Decreasing revenue streams and budget shortfalls have led to hiring freezes, unpaid furloughs, and in many cases, layoffs of state and local government employees across the country. And while the private sector is feeling its own brand of pain, the recession has placed public sector employment in a precarious position.
However, the news isn’t all doom and gloom. In a recent interview with Mark Weinberg, a retired City Manager with 35 years of public service experience in California and Washington, he paints a picture of a glass half full!
CIG: From your vantage point, have you witnessed a marked decrease in hiring by state and local governments/government agencies over the past year to 18 months?
Weinberg: Public sector agencies are keenly aware that the full weight of income, property and sales tax declines may not be felt until the end of 2012 or longer.
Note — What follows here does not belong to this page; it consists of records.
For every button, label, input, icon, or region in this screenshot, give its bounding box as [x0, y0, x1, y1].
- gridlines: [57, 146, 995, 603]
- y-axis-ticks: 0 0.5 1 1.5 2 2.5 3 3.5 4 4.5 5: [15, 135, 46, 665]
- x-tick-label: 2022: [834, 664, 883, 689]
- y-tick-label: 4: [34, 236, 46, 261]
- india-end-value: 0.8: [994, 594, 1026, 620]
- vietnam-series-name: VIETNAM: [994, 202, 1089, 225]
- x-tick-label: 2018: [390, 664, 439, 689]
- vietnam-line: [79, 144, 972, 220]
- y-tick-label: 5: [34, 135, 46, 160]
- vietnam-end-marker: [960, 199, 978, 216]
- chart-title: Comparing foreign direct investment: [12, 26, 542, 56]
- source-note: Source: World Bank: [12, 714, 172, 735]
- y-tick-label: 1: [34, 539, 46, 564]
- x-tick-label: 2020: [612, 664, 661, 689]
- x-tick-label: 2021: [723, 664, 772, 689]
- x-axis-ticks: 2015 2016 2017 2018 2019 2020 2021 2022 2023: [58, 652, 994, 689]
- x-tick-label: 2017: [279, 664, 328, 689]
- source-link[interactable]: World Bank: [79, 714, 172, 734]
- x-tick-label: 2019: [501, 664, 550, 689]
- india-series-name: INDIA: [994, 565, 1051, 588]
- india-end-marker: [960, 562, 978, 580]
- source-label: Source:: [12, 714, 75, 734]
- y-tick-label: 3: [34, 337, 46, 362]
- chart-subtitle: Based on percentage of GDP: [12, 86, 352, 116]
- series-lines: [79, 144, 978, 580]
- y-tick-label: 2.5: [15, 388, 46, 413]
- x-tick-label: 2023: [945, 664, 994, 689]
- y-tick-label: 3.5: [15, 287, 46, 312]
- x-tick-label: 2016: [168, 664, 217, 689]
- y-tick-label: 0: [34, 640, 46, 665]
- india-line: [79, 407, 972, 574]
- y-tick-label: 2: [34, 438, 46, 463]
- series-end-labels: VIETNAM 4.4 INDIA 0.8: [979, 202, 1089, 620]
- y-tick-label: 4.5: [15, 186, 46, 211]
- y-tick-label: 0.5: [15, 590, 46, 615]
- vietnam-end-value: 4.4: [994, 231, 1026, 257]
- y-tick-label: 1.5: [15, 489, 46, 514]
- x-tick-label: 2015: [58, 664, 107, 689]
Most often they are responding by boosting revenues through service fee increases and cutting General Fund-financed public works projects. However controlling personnel expenditures-spiraling upwards due to increasing pension, health care and wage costs-must be an essential component of their recovery.
CIG: … And going forward?
Weinberg: How the present economic crisis will affect the U.S. Bureau of Labor Statistics’ projected growth in state and local government jobs between 2006 and 2016 is unknown. The current crisis is expected to prompt widespread reform in government financing and budget management.
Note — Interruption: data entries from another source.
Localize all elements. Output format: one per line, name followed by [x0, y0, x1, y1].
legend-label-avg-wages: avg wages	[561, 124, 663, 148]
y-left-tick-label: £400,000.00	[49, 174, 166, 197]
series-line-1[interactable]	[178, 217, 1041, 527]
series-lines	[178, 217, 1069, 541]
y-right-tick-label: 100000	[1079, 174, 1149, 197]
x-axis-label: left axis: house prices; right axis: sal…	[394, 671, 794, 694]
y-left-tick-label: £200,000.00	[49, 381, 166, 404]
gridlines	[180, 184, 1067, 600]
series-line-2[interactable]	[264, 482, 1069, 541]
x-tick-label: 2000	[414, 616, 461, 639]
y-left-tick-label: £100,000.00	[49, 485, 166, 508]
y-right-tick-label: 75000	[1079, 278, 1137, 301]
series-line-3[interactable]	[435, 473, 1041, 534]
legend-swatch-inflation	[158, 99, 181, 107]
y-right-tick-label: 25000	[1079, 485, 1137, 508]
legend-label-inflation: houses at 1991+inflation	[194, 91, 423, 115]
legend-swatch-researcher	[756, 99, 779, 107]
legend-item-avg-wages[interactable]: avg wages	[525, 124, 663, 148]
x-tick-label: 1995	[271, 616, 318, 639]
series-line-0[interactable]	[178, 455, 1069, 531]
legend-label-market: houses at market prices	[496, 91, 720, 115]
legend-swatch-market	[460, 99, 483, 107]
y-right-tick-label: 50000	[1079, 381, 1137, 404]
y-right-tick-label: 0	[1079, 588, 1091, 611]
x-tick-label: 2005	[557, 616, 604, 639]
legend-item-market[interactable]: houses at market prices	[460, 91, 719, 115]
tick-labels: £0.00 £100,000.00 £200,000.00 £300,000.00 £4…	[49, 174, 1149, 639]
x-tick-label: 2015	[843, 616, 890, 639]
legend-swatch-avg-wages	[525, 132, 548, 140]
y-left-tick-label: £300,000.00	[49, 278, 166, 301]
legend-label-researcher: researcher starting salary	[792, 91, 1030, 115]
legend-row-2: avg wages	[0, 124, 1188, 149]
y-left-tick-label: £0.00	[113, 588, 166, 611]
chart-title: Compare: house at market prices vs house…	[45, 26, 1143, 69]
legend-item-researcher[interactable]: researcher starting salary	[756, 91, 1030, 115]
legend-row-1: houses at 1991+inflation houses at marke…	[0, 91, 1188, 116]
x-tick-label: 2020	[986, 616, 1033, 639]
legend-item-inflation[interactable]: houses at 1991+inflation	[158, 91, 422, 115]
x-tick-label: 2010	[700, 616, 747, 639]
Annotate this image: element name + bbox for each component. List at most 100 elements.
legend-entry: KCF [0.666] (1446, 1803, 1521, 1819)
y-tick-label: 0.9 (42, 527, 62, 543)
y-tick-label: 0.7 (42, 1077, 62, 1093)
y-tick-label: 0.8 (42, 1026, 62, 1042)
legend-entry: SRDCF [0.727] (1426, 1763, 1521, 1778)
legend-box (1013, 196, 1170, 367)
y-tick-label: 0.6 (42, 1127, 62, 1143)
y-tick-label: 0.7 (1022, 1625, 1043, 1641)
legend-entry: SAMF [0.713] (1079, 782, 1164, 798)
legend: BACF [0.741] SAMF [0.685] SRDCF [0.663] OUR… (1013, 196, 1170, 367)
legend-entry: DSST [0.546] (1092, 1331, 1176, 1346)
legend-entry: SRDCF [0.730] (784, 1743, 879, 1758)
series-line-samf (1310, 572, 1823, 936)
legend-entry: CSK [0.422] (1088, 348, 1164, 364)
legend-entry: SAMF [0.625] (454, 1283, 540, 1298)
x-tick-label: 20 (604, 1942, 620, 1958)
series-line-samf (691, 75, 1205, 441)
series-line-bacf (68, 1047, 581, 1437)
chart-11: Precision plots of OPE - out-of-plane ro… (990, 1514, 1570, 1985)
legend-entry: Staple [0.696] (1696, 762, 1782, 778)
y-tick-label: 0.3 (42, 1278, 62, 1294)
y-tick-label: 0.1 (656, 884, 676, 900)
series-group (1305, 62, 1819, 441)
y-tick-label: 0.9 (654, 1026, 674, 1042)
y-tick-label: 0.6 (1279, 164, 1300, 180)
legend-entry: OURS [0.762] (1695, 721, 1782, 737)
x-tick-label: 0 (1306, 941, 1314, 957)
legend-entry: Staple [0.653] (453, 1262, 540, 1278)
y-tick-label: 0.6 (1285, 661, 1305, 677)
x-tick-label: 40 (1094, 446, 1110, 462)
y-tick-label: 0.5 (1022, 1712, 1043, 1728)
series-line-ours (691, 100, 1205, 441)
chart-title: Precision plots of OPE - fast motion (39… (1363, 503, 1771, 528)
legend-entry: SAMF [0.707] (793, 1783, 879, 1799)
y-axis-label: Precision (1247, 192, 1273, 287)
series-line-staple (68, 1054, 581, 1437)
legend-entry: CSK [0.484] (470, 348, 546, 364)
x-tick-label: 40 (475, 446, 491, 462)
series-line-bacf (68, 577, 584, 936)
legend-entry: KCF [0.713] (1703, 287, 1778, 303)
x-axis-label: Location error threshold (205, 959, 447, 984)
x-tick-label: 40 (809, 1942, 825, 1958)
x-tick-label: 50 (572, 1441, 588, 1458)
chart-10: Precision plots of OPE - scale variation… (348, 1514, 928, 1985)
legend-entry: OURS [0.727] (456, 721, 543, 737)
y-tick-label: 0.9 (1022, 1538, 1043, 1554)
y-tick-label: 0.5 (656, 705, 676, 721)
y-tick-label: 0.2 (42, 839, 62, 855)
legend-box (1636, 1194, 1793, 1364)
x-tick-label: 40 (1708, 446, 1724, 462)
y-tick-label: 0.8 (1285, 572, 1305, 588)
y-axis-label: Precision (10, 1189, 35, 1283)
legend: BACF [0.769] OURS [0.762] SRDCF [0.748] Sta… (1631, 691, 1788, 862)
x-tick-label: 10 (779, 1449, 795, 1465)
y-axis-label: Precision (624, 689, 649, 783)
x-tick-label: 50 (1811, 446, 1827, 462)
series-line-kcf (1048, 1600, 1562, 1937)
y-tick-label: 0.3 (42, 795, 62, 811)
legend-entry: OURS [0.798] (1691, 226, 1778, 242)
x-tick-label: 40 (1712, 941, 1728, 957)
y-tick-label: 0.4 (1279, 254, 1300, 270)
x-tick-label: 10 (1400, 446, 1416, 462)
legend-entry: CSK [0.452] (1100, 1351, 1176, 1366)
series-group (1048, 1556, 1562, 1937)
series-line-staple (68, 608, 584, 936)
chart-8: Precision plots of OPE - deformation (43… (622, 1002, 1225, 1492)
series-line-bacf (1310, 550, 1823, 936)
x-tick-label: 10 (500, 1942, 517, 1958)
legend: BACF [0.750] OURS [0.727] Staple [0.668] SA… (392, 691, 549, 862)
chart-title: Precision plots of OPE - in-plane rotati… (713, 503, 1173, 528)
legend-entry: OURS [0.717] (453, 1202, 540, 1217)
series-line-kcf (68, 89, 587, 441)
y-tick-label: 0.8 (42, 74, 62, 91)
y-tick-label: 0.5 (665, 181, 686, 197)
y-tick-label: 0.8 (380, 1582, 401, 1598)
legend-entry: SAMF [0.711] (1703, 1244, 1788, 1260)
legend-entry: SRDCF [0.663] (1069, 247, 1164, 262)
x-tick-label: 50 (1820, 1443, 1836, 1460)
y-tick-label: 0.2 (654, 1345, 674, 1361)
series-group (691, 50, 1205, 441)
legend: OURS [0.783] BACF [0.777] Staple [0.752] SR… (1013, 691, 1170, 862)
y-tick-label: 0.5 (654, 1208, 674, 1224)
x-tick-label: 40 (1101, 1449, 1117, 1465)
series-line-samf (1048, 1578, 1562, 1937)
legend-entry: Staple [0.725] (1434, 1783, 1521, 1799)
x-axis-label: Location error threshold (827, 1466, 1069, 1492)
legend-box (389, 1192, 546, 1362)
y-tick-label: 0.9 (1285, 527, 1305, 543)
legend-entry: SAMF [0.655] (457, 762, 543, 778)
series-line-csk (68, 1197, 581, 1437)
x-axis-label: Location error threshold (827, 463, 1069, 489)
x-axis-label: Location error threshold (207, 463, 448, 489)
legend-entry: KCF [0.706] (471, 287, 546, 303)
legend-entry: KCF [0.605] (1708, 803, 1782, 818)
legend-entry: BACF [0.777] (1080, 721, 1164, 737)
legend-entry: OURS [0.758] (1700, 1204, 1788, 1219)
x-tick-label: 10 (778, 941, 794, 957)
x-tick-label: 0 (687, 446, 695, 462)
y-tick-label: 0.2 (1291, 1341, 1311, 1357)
Public safety and public health employment will continue to be priority areas for retaining and expanding employment, while the struggle for library, parks and social service program funding will likely intensify. In this context, public sector employers will need to address a myriad of employment-related issues such as the aging workforce, the retention of younger workers, an increase in the immigrant population, and competition from the private sector.
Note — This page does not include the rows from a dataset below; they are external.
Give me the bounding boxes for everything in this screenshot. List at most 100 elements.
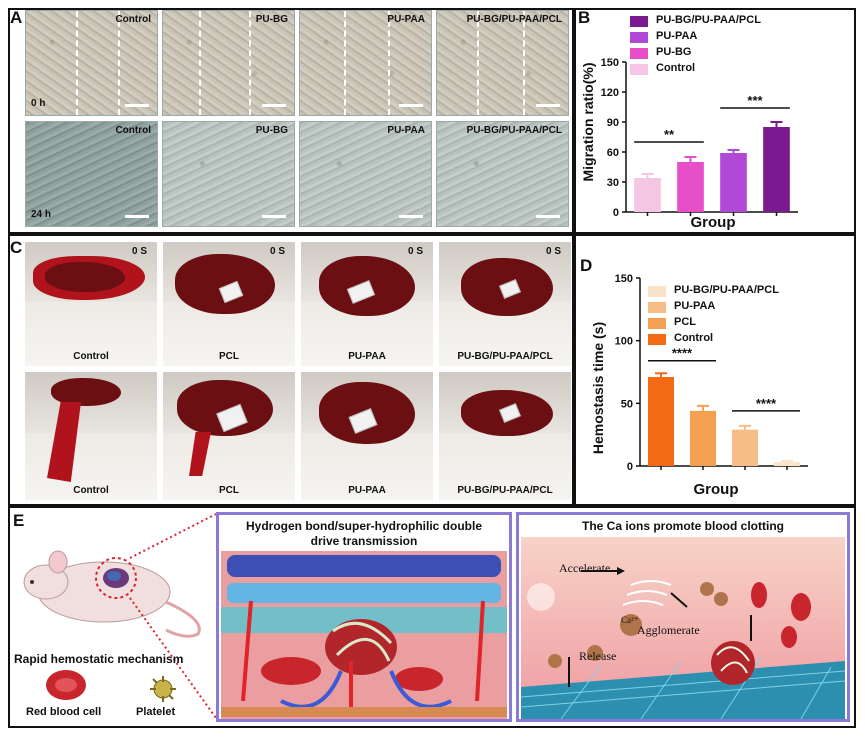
significance-label: **** xyxy=(756,396,777,411)
photo-c-pcl-end: PCL xyxy=(163,372,295,500)
micrograph-label: PU-PAA xyxy=(387,14,425,25)
photo-caption: Control xyxy=(73,351,109,362)
micrograph-label: PU-PAA xyxy=(387,125,425,136)
y-tick-label: 30 xyxy=(607,177,619,189)
legend-text: PCL xyxy=(674,316,696,328)
photo-c-control-0s: 0 S Control xyxy=(25,242,157,366)
legend-item: Control xyxy=(648,332,848,348)
panel-e-label: E xyxy=(13,511,25,530)
annotation-ca-ion: Ca²⁺ xyxy=(621,615,639,625)
y-tick-label: 50 xyxy=(621,398,633,410)
chart-d-legend: PU-BG/PU-PAA/PCL PU-PAA PCL Control xyxy=(648,284,848,348)
legend-swatch xyxy=(648,286,666,297)
platelet-label: Platelet xyxy=(136,706,176,718)
bar-control xyxy=(647,377,675,466)
legend-text: Control xyxy=(656,62,696,74)
pointer-lines xyxy=(129,513,217,719)
micrograph-a-24h-composite: PU-BG/PU-PAA/PCL xyxy=(436,121,569,227)
photo-caption: PU-PAA xyxy=(348,351,386,362)
annotation-accelerate: Accelerate xyxy=(559,561,611,575)
y-tick-label: 90 xyxy=(607,117,619,129)
photo-c-pcl-0s: 0 S PCL xyxy=(163,242,295,366)
bar-pu-paa xyxy=(731,429,759,466)
significance-label: *** xyxy=(747,93,763,108)
legend-item: PU-BG/PU-PAA/PCL xyxy=(648,284,848,300)
y-tick-label: 0 xyxy=(613,207,619,219)
micrograph-label: Control xyxy=(115,125,151,136)
panel-d-label: D xyxy=(580,256,593,275)
micrograph-label: PU-BG/PU-PAA/PCL xyxy=(466,125,562,136)
legend-item: Control xyxy=(630,62,830,78)
time-label: 0 S xyxy=(269,246,285,257)
bar-control xyxy=(634,178,661,212)
panel-b-frame xyxy=(574,8,856,234)
legend-item: PCL xyxy=(648,316,848,332)
time-label: 0 S xyxy=(407,246,423,257)
panel-b-label: B xyxy=(578,8,591,27)
chart-b-migration-ratio: Migration ratio(%) Group 0 30 60 90 120 150 **… xyxy=(580,57,798,231)
time-label: 0 S xyxy=(545,246,561,257)
liver-highlight-circle xyxy=(95,557,137,599)
mechanism-box-ca-ions: The Ca ions promote blood clotting Accel… xyxy=(516,512,850,722)
photo-caption: PCL xyxy=(219,485,239,496)
legend-text: PU-PAA xyxy=(656,30,698,42)
micrograph-label: Control xyxy=(115,14,151,25)
legend-swatch xyxy=(630,64,648,75)
micrograph-a-24h-pupaa: PU-PAA xyxy=(299,121,432,227)
bar-pu-bg xyxy=(677,162,704,212)
micrograph-a-24h-pubg: PU-BG xyxy=(162,121,295,227)
significance-label: ** xyxy=(664,127,675,142)
legend-text: PU-BG/PU-PAA/PCL xyxy=(656,14,761,26)
bar-pu-bg-pu-paa-pcl xyxy=(763,127,790,212)
panel-c-label: C xyxy=(10,238,23,257)
photo-c-pupaa-0s: 0 S PU-PAA xyxy=(301,242,433,366)
micrograph-a-0h-pupaa: PU-PAA xyxy=(299,10,432,116)
chart-b-ylabel: Migration ratio(%) xyxy=(580,63,596,182)
chart-d-xlabel: Group xyxy=(694,481,739,498)
photo-caption: PU-BG/PU-PAA/PCL xyxy=(457,485,553,496)
box1-title: Hydrogen bond/super-hydrophilic double d… xyxy=(246,519,482,548)
legend-item: PU-BG xyxy=(630,46,830,62)
legend-swatch xyxy=(648,334,666,345)
photo-caption: PCL xyxy=(219,351,239,362)
legend-text: Control xyxy=(674,332,714,344)
annotation-agglomerate: Agglomerate xyxy=(637,623,700,637)
box2-title: The Ca ions promote blood clotting xyxy=(582,519,784,533)
legend-item: PU-BG/PU-PAA/PCL xyxy=(630,14,830,30)
rbc-label: Red blood cell xyxy=(26,706,102,718)
mechanism-title: Rapid hemostatic mechanism xyxy=(14,652,184,666)
chart-b-legend: PU-BG/PU-PAA/PCL PU-PAA PU-BG Control xyxy=(630,14,830,78)
y-tick-label: 0 xyxy=(627,461,633,473)
photo-caption: Control xyxy=(73,485,109,496)
chart-d-hemostasis-time: Hemostasis time (s) Group 0 50 100 150 **** *… xyxy=(590,273,808,498)
rbc-icon xyxy=(46,670,86,700)
micrograph-label: PU-BG xyxy=(255,14,288,25)
panel-a-label: A xyxy=(10,8,23,27)
legend-swatch xyxy=(630,16,648,27)
legend-swatch xyxy=(630,48,648,59)
y-tick-label: 60 xyxy=(607,147,619,159)
micrograph-a-0h-composite: PU-BG/PU-PAA/PCL xyxy=(436,10,569,116)
mechanism-box-hydrogen-bond: Hydrogen bond/super-hydrophilic double d… xyxy=(216,512,512,722)
photo-c-composite-0s: 0 S PU-BG/PU-PAA/PCL xyxy=(439,242,571,366)
box1-illustration xyxy=(221,551,507,719)
panel-c-frame xyxy=(8,234,574,506)
photo-caption: PU-PAA xyxy=(348,485,386,496)
photo-caption: PU-BG/PU-PAA/PCL xyxy=(457,351,553,362)
legend-text: PU-BG xyxy=(656,46,692,58)
time-label: 24 h xyxy=(31,209,52,220)
micrograph-a-24h-control: Control 24 h xyxy=(25,121,158,227)
bar-pu-bg-pu-paa-pcl xyxy=(773,462,801,466)
micrograph-label: PU-BG xyxy=(255,125,288,136)
y-tick-label: 150 xyxy=(615,273,633,285)
legend-item: PU-PAA xyxy=(630,30,830,46)
micrograph-a-0h-control: Control 0 h xyxy=(25,10,158,116)
y-tick-label: 150 xyxy=(601,57,619,69)
panel-d-frame xyxy=(574,234,856,506)
photo-c-control-end: Control xyxy=(25,372,157,500)
micrograph-a-0h-pubg: PU-BG xyxy=(162,10,295,116)
legend-item: PU-PAA xyxy=(648,300,848,316)
legend-text: PU-BG/PU-PAA/PCL xyxy=(674,284,779,296)
legend-swatch xyxy=(648,318,666,329)
legend-swatch xyxy=(648,302,666,313)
CIG: Would you say there are more – or fewer – individuals seeking public sector employment compared to years ago? What is the mindset or mood among job seekers?
Weinberg: CareersInGovernment.com instructs candidates to apply for jobs directly to the respective hiring agencies so data on application volume is not generally available to us. However, the board maintains a job seeker resume bank, which has grown dramatically over the last year. Additionally, some government agencies are declining to post select entry-level jobs, citing sufficient local interest and a desire to not be over inundated with applications.
Job seekers accustomed to perceiving public sector employment, wages and benefits favorably have had their enthusiasm and optimism tempered by the economic crisis, but not destroyed.
The notion of locking into a government job for life has been shaken, but employment security is still viewed as being less volatile than in the private sector. Pension, health care and other benefits, though the subject of widespread calls for reform, is still a strong draw. Finally, government job seekers see today’s political and economic climate as an ideal, and perhaps unique, opportunity to make a difference in American community life.
CIG: With budget shortfalls exerting pressure on state and local governments – and increasing layoffs and unemployment across most sectors – is the public sector facing greater and/or different employment challenges than the private sector?
Weinberg: Certainly the challenges are different. Unlike the private sector, state and local governments have the power and duty to create public policy which can help stimulate economic growth, job creation, and general recovery-though they must surely look to the federal government to help facilitate these goals. There are, however, broad market forces that are less dependent on government actions, and state and local governments can find themselves reduced to spectators hoping for the best possible outcomes. When forced to be reactionary, governments are at a distinct disadvantage because of the temporal “gap” between regional and local economic events and their effects on public coffers.
In the private sector, reduced demand for goods and services are countered through less production. Business revenues decline but operating costs can be reduced commensurately until the market rebounds.
Contrast this with state and local government services such as public safety, social services and health care, which typically are in greater demand when the economy is in freefall and revenues plummet. The challenge of how to sustain or restore services is complicated by political considerations, restrictive civil service practices and labor agreements, government’s poor record of operational efficiency, and its history of being ill-prepared to ramp up or down service delivery and labor force size.
CIG: What strategies are governments taking to offset personnel budget challenges? Obviously, furloughs have made headlines in many places across the country; is this becoming pretty commonplace?
Weinberg: Increased wages and benefits, as well as labor force growth, in recent decades have resulted in personnel costs consuming a lion’s share of today’s state and local government budgets. Popular efforts to reduce labor costs have included: hiring freezes; wage and benefit package reductions; unpaid furloughs; and layoffs.
CIG: Have you seen privatization exert any significant effect on public sector employment?
Weinberg: Privatization of services, as well as public-private partnerships and other service delivery models, have gained in popularity during the last 25 years, with mixed results. The U.S. Bureau of Labor Statistics predicts that outsourcing of government jobs to the private sector will constrain state and local government employment, but does not speculate on the extent of the impact. Notwithstanding an increase in privatization, growth in government during the past 20 years has been very robust. It may, however, account for a portion of the disparity in government’s projected 8% job growth between 2006 and 2016, compared with 11% in the private sector.
The largest factors affecting state and local government employment may still well be population growth and the health of underlying economies that produce government revenues.